I've been back on the road visiting file transfer customers and there's growing concern out there about the ability to track and predict failure against defined service level agreements (SLAs). In general, I'm seeing most SLAs in our industry cleave to one or more of the following requirements:
1) Application Availability: Did our service meet the 99.xxx% goal we set? Most companies I've seen track this in minutes per month and year, and some track this by visibility to key customers. For example, if the file transfer srvice was unexpectedly down at 3am but only 15 customers would have noticed, can we count it as an outage for only those 15?

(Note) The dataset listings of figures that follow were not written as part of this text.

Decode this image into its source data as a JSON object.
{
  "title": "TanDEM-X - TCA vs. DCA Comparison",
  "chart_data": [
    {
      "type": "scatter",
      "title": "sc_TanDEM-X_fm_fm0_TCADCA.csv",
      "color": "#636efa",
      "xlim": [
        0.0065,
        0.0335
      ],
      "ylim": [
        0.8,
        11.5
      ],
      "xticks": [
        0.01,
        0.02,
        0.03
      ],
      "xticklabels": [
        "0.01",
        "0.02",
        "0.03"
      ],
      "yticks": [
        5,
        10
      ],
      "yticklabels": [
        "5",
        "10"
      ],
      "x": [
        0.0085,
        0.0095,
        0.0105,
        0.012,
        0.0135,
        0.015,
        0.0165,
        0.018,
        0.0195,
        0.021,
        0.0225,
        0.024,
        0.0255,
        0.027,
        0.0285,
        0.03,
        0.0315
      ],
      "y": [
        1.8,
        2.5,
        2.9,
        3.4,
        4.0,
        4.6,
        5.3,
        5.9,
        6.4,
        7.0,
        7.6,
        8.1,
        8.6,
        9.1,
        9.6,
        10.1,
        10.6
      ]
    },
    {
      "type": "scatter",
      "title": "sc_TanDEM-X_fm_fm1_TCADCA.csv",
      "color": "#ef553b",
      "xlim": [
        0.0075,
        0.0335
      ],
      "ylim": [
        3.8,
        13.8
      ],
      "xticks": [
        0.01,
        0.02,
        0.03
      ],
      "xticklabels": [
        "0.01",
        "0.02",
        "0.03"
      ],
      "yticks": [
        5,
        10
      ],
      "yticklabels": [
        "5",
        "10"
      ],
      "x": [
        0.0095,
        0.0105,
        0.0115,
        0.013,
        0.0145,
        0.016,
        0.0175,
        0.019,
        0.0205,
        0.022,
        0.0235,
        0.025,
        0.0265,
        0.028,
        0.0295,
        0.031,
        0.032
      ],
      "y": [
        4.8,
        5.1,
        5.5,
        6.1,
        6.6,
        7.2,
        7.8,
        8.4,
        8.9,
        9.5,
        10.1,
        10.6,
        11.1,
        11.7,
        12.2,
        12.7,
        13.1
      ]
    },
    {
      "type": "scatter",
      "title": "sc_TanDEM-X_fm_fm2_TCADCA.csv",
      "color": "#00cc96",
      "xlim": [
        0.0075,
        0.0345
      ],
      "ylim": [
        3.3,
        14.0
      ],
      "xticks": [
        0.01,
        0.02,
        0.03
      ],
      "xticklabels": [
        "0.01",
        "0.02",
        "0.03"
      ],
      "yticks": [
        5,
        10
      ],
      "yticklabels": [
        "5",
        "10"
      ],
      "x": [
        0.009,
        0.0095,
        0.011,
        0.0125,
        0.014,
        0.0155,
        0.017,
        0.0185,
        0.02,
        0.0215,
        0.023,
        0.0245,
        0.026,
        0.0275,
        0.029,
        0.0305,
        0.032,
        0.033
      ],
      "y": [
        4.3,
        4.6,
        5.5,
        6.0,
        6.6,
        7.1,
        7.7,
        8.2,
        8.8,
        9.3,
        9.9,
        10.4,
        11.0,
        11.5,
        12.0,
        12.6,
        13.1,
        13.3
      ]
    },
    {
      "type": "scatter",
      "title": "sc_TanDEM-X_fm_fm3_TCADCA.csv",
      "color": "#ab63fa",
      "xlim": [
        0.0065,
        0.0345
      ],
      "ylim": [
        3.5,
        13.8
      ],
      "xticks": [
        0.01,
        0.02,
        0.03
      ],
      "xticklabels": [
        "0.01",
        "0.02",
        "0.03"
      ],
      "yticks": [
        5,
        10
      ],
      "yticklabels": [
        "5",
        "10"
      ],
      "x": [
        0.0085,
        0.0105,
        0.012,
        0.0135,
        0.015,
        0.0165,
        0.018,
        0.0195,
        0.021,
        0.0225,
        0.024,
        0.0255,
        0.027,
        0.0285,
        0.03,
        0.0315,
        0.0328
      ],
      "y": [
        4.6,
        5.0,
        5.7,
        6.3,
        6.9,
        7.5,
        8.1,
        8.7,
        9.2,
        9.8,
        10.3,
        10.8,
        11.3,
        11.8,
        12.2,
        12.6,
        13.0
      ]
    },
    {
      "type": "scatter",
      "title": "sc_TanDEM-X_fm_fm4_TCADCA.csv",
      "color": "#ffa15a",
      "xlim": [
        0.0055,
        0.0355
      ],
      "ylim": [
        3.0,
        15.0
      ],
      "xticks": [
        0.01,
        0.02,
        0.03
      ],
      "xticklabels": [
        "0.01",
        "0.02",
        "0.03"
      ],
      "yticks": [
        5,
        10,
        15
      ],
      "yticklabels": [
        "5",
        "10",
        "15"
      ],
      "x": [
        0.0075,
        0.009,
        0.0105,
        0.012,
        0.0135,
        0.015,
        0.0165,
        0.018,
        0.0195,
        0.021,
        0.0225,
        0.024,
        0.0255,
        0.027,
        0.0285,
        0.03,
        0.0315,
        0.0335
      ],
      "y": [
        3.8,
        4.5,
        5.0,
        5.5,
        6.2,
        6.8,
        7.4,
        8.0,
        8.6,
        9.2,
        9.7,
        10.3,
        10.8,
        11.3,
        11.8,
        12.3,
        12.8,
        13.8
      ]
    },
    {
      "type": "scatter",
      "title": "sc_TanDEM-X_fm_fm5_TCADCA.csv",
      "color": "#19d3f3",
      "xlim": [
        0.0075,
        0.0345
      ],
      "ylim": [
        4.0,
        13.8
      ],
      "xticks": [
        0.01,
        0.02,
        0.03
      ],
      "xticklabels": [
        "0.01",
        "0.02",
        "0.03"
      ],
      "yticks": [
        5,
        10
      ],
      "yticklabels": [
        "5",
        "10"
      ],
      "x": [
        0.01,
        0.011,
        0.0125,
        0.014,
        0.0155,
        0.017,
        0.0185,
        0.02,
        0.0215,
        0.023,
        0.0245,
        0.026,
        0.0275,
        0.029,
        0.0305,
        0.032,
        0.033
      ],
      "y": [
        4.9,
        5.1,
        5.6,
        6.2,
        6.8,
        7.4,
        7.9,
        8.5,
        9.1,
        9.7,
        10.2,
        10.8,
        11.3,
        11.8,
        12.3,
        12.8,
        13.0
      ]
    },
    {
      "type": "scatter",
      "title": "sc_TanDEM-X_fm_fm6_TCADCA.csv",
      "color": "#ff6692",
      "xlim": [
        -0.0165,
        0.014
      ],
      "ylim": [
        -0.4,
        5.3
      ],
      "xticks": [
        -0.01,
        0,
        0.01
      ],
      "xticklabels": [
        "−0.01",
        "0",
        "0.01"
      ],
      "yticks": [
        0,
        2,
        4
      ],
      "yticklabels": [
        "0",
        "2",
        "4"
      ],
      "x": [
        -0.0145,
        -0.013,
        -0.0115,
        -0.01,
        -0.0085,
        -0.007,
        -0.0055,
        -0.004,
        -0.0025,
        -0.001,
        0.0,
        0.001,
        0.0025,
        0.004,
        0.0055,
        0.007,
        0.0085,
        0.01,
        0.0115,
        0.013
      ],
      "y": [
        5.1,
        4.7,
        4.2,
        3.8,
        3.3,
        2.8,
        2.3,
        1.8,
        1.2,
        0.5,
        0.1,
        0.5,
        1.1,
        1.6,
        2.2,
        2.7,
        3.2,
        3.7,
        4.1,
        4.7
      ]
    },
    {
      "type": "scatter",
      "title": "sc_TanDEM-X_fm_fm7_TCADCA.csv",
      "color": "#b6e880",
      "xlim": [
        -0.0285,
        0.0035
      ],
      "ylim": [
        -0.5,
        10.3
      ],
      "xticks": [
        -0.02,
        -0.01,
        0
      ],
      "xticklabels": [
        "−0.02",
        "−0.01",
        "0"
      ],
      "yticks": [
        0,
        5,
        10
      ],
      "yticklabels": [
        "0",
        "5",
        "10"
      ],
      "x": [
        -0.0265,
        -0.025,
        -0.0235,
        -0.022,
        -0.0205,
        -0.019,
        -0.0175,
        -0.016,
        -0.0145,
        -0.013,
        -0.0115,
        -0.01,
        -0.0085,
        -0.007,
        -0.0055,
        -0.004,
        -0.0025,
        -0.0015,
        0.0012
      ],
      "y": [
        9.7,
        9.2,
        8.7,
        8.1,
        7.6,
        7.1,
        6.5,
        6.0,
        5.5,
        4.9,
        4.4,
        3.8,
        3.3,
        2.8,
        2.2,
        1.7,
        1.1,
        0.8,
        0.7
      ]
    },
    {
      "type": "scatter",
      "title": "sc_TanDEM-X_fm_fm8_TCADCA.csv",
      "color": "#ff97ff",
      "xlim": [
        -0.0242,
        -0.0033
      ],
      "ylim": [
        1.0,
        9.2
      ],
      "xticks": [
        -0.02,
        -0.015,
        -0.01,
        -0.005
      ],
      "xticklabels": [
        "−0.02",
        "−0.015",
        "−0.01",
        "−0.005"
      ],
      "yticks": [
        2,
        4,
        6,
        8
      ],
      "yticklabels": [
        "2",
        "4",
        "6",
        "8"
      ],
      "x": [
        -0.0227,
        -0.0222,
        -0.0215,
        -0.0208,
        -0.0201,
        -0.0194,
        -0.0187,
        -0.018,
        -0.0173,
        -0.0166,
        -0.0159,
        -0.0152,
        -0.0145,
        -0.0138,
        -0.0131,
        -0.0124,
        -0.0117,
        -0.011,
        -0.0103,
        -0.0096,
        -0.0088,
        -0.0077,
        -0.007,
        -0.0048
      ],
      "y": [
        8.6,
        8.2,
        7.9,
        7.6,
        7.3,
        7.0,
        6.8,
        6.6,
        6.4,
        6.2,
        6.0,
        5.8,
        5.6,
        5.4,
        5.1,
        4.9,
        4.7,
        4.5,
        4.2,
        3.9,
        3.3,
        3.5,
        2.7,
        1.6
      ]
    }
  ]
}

2) Round-trip Response Time: Does our service reliably return results from incoming submissions within X time? This is big at data centers that self-identify as "item processors" or have an "EDI/transmissions" group. This can also be further specified by class of customer or work (e.g., higher priority transactions) and time of day.
3) Expected Data Within Defined Transfer Window: Did we receive (or send) the "right" files during the transmissions window from X:XX to Y:YY? This one can be harder than it looks. First, you often have "right files" definitions that have dependencies on control or summary files plus specific file formats, names and sizes. Then there is the additional challenge of predicting which bundles are "running late" and the question of setting up warning alerts with 30 minutes or 15 minutes to go?
Even with these common requirements in the field, the nature of SLAs continues to evolve. As we see additional trends develop we'll continue to note them - please expect more information in the coming months.